Produced by the United Nations Development Programme (UNDP) and Arrowhead Films for Discovery Channel in Asia, the movie takes an inside look at tuna technology – how it is used to catch, and perhaps even help save the tuna industry and the livelihoods of tens of thousands of Pacific islanders.
The race is on to save our tuna. “If we lose our tuna, we lose our entire way of life,” says Adrian Wickham, General Manager of Tri Marine’s National Fisheries Development in the Solomon Islands.
The movie reveals cutting edge air and sea monitoring operations to enforce fishing limit compliance. It brings viewers into the cockpit of the same P3 Orion aircraft as it flies over vast tracks of ocean to crack down on illegal fishing.
Technology is but one part of the tuna picture.
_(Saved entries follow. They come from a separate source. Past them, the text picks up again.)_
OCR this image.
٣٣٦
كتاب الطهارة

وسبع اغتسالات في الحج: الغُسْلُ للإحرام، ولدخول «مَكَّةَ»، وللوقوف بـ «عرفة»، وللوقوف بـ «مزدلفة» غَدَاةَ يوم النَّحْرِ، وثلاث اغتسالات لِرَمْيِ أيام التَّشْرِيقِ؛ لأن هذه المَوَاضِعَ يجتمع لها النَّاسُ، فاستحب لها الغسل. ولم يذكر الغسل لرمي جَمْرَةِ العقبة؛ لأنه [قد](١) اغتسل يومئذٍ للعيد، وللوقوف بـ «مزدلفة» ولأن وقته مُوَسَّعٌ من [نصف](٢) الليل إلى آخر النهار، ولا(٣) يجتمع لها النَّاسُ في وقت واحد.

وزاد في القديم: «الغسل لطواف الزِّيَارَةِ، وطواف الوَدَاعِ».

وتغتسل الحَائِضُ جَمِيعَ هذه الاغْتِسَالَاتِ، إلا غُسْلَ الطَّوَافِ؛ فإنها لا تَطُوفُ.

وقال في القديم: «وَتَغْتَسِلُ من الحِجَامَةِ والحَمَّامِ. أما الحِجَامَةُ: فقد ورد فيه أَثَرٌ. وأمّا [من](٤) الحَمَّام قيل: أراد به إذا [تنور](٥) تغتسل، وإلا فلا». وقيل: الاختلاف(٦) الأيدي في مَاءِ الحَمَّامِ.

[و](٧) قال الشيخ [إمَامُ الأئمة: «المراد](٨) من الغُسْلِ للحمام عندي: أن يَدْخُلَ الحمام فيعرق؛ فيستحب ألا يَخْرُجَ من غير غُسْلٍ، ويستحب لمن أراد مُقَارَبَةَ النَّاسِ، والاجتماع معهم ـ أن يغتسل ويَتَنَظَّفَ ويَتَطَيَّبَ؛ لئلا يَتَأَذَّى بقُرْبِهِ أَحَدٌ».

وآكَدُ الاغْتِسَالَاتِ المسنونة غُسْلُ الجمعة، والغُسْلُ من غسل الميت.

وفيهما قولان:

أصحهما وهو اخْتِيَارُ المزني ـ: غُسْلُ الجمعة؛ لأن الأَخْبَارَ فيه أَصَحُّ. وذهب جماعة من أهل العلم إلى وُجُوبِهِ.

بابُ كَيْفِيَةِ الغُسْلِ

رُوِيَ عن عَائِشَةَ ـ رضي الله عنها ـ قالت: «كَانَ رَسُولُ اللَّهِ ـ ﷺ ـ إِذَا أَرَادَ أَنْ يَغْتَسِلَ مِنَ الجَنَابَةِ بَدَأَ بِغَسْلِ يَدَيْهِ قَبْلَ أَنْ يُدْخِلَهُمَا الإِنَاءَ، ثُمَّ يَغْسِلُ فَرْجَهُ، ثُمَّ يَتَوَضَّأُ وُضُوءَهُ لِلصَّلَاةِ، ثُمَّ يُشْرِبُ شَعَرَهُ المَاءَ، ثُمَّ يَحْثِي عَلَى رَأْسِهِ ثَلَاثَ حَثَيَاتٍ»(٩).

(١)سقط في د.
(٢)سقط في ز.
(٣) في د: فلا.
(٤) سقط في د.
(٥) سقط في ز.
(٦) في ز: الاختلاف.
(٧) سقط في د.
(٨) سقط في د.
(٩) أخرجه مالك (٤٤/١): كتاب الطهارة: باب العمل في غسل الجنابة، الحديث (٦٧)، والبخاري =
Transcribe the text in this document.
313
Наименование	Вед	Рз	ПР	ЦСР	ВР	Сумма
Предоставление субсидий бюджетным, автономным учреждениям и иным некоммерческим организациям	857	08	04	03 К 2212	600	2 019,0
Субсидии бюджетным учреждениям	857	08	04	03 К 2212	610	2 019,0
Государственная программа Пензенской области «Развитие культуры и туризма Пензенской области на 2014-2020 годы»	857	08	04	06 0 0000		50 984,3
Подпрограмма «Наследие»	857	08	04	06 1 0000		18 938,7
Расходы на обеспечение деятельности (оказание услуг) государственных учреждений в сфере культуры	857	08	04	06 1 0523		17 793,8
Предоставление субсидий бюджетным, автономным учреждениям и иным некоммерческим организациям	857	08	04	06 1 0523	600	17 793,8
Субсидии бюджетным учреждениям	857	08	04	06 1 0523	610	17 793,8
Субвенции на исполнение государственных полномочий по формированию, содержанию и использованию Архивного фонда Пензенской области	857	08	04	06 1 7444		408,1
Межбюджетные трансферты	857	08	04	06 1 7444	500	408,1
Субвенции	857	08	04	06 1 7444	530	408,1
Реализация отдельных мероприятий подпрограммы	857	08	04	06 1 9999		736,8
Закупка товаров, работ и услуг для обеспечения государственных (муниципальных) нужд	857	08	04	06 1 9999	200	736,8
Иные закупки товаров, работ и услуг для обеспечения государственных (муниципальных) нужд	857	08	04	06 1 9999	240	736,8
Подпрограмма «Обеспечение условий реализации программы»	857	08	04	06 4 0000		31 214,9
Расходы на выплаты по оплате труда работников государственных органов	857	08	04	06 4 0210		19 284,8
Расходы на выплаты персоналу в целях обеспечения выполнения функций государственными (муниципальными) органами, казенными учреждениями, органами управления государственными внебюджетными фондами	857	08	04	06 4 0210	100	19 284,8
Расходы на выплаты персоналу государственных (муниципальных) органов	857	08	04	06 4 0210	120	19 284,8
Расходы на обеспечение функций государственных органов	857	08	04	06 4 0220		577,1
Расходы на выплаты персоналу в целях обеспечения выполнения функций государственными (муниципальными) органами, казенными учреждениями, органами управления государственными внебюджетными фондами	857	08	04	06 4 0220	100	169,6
UNDP and the Global Environment Facility (GEF) continue to make significant investments to improve fisheries management.
“Overfishing is just one of several challenges to long-term sustainability of the global ocean,” says Andrew Hudson, UNDP’s Oceans Management expert. “Other threats include pollution, invasive aquatic species, habitat loss, and ocean acidification due to the build up of fossil fuel carbon dioxide in the oceans. UNDP is working on each of these issues at multiple levels with many partners as part of a global effort to restore and protect ocean resources,” he says.
“Perhaps nowhere else on earth are fisheries more important to the food security and livelihoods of a region than in the Pacific Islands. For over 15 years, UNDP has been supporting efforts by the 14 Pacific Island countries to sustainably manage these resources vital to the social and economic development of the island communities”, says Haoliang Xu, UNDP Director for Asia and the Pacific. It will be broadcast on Discovery Channel across Asia and the Pacific from June 8.